Fukushima as Manufactured Disaster

13.07.2010

Susanne Gerber

by CHRIS WILLIAMS

They may not live in castles anymore, but the glass-plated skyscrapers that
tower over the great cities of the world, in faceless anonymity, still
signify the imperious domain of the ruling elite. It is from these places,
not the featureless depths of the earth’s roiling crust, which were the
decisive cause of the triple nuclear meltdowns at the Fukushima-Daiichi
plant on 11th March 2011.

An independent report <http://naiic.go.jp/en/>  by the Fukushima Nuclear
Accident Independent Investigation Commission (NAIIC), the first independent
investigation committee authorized by the Japanese Diet (parliament) in its
66 year history, was released to both houses of the Diet on July 5. The
chairman of the report begins with zero equivocation as to the ultimate
cause of the nuclear meltdowns, which are still preventing tens of thousands
of people from returning to their homes; returns that for many, are likely
never to come:

„THE EARTHQUAKE AND TSUNAMI of March 11, 2011 were natural disasters of a
magnitude that shocked the entire world. Although triggered by these
cataclysmic events, the subsequent accident at the Fukushima Daiichi Nuclear
Power Plant cannot be regarded as a natural disaster. It was a profoundly
manmade disaster – that could and should have been foreseen and prevented.
And its effects could have been mitigated by a more effective human
response.“

How could such a „profoundly manmade disaster“ have come to pass? A
multitude of errors, „willful negligence“, and a „reluctance to question
authority“ led to nuclear power becoming „an unstoppable force, immune to
scrutiny by civil society.

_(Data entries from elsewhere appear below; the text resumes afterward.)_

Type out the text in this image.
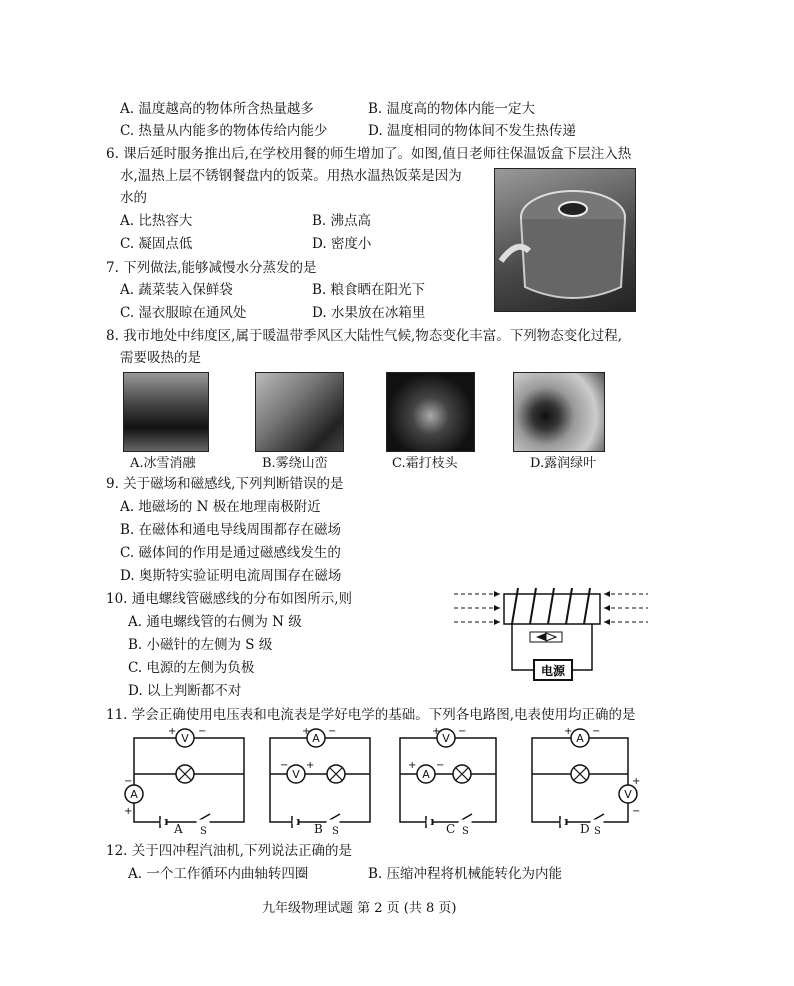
A. 温度越高的物体所含热量越多	B. 温度高的物体内能一定大
C. 热量从内能多的物体传给内能少	D. 温度相同的物体间不发生热传递
6. 课后延时服务推出后,在学校用餐的师生增加了。如图,值日老师往保温饭盒下层注入热
水,温热上层不锈钢餐盘内的饭菜。用热水温热饭菜是因为
水的
A. 比热容大	B. 沸点高
C. 凝固点低	D. 密度小
7. 下列做法,能够减慢水分蒸发的是
A. 蔬菜装入保鲜袋	B. 粮食晒在阳光下
C. 湿衣服晾在通风处	D. 水果放在冰箱里
8. 我市地处中纬度区,属于暖温带季风区大陆性气候,物态变化丰富。下列物态变化过程,
需要吸热的是
A.冰雪消融	B.雾绕山峦	C.霜打枝头	D.露润绿叶
9. 关于磁场和磁感线,下列判断错误的是
A. 地磁场的 N 极在地理南极附近
B. 在磁体和通电导线周围都存在磁场
C. 磁体间的作用是通过磁感线发生的
D. 奥斯特实验证明电流周围存在磁场
10. 通电螺线管磁感线的分布如图所示,则
A. 通电螺线管的右侧为 N 级
B. 小磁针的左侧为 S 级
C. 电源的左侧为负极
D. 以上判断都不对
电源
11. 学会正确使用电压表和电流表是学好电学的基础。下列各电路图,电表使用均正确的是
V
A
A
V
V
A
A
V
+ −
−
+
+ −
− +
+ −
+ −
+ −
+
−
S	S	S	S
A	B	C	D
12. 关于四冲程汽油机,下列说法正确的是
A. 一个工作循环内曲轴转四圈	B. 压缩冲程将机械能转化为内能
九年级物理试题 第 2 页 (共 8 页)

Its regulation was entrusted to the same
government bureaucracy responsible for its promotion.“ It sounds all too
eerily familiar to anyone who has spent time investigating the US nuclear
regulatory body, the Nuclear Regulatory Commission and the collusion between
the NRC and US nuclear corporations.

In a line that must indubitably stoke the anger and sorrow of all those made
homeless, all those who have lost their livelihoods and all those tens of
thousands more who now are left to agonize over radioactive contamination
for themselves and their children for decades to come, the report states,
„The direct causes of the accident were all foreseeable prior to March 11,
2011.“

In other words, contrary to all the talk about „an unforeseeable event“ from
governments around the world and nuclear apologists of the left and right,
the nuclear meltdowns, with all their untold and long-term consequences for
the physical and mental health of the people of the region, were entirely
preventable if the corporation which operated the plants, TEPCO, or the
government bodies charged with regulating the nuclear industry, NISA and
METI, had taken the appropriate safety precautions:

„The operator (TEPCO), the regulatory bodies (NISA and NSC) and the
government body promoting the nuclear power industry (METI), all failed to
correctly develop the most basic safety requirements-such as assessing the
probability of damage, preparing for containing collateral damage from such
a disaster, and developing evacuation plans for the public in the case of a
serious radiation release.“

The report notes that these organizations had known of the inability of the
reactors to withstand such an earthquake and tsunami since 2006. It
recommends across the board, substantive reforms to all aspects of nuclear
regulation, the operation of the plants, the legal framework within which
they operate and the emergency response, evacuation and disaster
preparedness plans, all of which were found wanting.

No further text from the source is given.